Metrics are an essential feedback loop for development process, but they should be employed with great care. Metrics are easily misused and often misinterpreted, and there are decades of corporate dysfunction that incline us toward those unproductive patterns.
Healthy and effective development process metrics serve two primary goals:
- Help teams cultivate an understanding of their capacity for delivery.
- Serve as one point of information for leadership to see which teams need help; the type of help will be determined through conversation with a team to understand the context of their challenges.
Tracking these two metrics for a team can be quite lightweight. I have used a spreadsheet similar to the following for over a decade, even in organizations with hundreds of team members and dozens of teams. For folks who may be new to tracking these metrics, I have created a Google Sheets version of it titled Team Metrics Tracking - Core Metrics to help them get started.
Throughput answers the question "On average, what volume of schedulable work have we delivered in the last several cycles?"
Throughput is intended to be an average of the volume of work completed in a number of the most recent cycles. Using a rolling six-cycle average is quite common, and seems to be enough of a sample to have a meaningful average where the impact of a given cycle is neither too great nor too small.
A team tracks throughput using the same unit of measure employed to estimate their queue or backlog of schedulable work items. Using the Story Points scale popularized with User Stories is a common approach. This allows the team to use Throughput to give stakeholders and dependent teams an idea of when a particular outcome is projected for delivery based on its current position in their queue.
Be aware that some flavors of Batch development process like Scrum use the term "velocity" to refer to Throughput.
Below is an example chart of Throughput being tracked for a development team.
Healthy applications of Throughput convey the following information:
- Teams in times of low volatility in their work queue and few changes in team composition have relatively stable Throughput with normal levels of variation.
- Teams undergoing periods of volatility, whether in team composition or in their work queue, will have destabilized and more variable Throughput.
- Throughput can appear stable while teams are experiencing considerable volatility.
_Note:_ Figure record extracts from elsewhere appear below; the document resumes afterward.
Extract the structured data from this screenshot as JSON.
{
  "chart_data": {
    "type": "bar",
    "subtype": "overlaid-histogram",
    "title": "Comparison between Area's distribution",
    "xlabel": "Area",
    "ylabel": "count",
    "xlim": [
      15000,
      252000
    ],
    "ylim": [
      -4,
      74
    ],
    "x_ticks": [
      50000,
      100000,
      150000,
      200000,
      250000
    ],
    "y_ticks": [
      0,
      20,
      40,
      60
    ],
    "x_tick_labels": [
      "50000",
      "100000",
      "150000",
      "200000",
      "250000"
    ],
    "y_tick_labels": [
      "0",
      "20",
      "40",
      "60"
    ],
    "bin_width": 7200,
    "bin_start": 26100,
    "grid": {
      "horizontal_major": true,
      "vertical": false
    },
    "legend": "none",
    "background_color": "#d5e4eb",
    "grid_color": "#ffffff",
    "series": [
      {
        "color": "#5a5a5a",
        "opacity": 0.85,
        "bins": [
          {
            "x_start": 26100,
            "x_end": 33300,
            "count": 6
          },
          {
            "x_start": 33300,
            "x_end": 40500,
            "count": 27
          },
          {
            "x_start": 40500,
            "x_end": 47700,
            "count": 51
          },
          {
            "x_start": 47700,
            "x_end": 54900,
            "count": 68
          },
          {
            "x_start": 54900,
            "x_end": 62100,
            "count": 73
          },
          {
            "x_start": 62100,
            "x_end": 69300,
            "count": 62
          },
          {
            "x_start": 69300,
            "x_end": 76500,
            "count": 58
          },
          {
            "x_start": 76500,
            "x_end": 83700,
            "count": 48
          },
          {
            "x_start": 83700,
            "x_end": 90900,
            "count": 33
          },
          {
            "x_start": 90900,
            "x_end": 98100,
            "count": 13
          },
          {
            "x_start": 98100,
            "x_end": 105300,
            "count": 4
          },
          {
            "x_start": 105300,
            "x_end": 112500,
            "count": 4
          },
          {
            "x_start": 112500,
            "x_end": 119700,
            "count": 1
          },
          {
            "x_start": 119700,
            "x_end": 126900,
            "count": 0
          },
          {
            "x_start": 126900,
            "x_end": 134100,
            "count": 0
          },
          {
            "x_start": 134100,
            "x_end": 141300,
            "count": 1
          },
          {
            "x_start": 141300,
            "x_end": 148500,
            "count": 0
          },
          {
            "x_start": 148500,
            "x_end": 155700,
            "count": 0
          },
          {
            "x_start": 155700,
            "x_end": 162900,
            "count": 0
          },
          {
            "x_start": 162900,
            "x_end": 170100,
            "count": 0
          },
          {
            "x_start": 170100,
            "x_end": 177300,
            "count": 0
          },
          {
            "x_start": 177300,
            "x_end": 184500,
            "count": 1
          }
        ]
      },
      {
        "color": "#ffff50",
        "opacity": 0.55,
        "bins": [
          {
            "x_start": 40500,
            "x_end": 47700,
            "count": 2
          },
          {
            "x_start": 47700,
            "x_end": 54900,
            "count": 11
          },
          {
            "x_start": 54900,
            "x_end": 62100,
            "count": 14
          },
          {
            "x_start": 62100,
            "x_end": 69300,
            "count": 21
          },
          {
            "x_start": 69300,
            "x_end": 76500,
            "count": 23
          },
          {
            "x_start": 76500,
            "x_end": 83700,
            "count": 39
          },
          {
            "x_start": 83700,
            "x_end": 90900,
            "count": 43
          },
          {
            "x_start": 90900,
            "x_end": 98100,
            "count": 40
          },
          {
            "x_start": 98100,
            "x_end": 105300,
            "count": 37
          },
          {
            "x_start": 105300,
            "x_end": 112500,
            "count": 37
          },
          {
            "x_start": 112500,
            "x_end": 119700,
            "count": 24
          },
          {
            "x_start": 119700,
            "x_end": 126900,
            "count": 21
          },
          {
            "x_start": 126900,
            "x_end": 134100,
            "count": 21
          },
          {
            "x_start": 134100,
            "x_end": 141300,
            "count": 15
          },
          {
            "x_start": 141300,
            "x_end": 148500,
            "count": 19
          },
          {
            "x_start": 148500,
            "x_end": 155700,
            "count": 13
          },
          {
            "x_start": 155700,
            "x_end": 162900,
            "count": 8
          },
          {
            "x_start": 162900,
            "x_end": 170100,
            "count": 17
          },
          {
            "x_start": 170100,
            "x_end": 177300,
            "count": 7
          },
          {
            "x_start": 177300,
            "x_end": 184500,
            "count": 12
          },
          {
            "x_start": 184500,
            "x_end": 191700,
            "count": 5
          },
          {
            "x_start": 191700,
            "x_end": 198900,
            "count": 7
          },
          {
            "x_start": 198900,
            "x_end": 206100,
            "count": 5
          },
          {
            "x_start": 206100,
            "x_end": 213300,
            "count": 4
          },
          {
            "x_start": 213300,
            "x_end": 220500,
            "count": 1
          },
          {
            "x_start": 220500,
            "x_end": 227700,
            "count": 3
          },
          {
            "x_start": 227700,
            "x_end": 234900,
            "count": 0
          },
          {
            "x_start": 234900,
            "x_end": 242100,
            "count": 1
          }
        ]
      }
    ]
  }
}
Reviewing a team's Development Logs alongside their Throughput can provide more context.
Projected-to-Completed Ratio answers the question "On average, how much work did we think we could deliver, and how much did we deliver?"
I began using this ratio after seeing a pattern where some of my past teams were chronically overcommitting during Cycle Planning, and we didn't seem to be learning from it. We would talk about it in the Retrospective, but we often had excuses or explanations for why it happened. By the time planning came around the next day, we would get ourselves into the same predicament.
When I began tracking this metric, we were able to see as a team that we were consistently projecting more than one and a half times the amount of work we would complete. Seeing it charted over time was effective in helping us to admit that it was not just a series of one-offs, but that it was a regular pattern. Admitting the pattern then allowed us to dialog about why we were overcommitting, and identify experiments to improve.
Healthy applications of Projected-to-Completed Ratio convey the following information:
- Teams that have come to understand their capacity will generally average within a tolerable variation of 1, completing roughly what they projected at Cycle Planning.
- Teams that chronically project more during Cycle Planning than they complete at the end of a cycle will average well above 1.
- Teams that consistently commit to far less during Cycle Planning than they end up completing at the end of a cycle will average well below 1.
I strongly recommend avoiding the creation of metrics for team development process beyond what is outlined above. Leadership should take a judicious approach in the adoption and interpretation of metrics.
The key mistake I see in development process metrics is treating the available data as being far more meaningful than it actually is. Because the measurement, analysis, and visualization of data is such an established practice in business, creating metrics on that data takes very little effort. It seems logical that we would create all manner of graphs and interpretations of that data.
However, the accuracy of story points and task hours is deliberately constrained, because it models the degree of accuracy in software development estimation, which is directional at best. Applying overly-granular statistical analyses to this type of data leads to false conclusions and interpretations, not only failing to add value, but actually subtracting value by creating overhead and providing misinformation.
Never lose sight of the intentionally minimalist nature of effective development process. The goal is to create just enough structure to enable teams to be effective, and to not go further than that. The rest of the emotional and intellectual bandwidth of teams should be kept free to focus on creating the best possible outcomes for the products we deliver.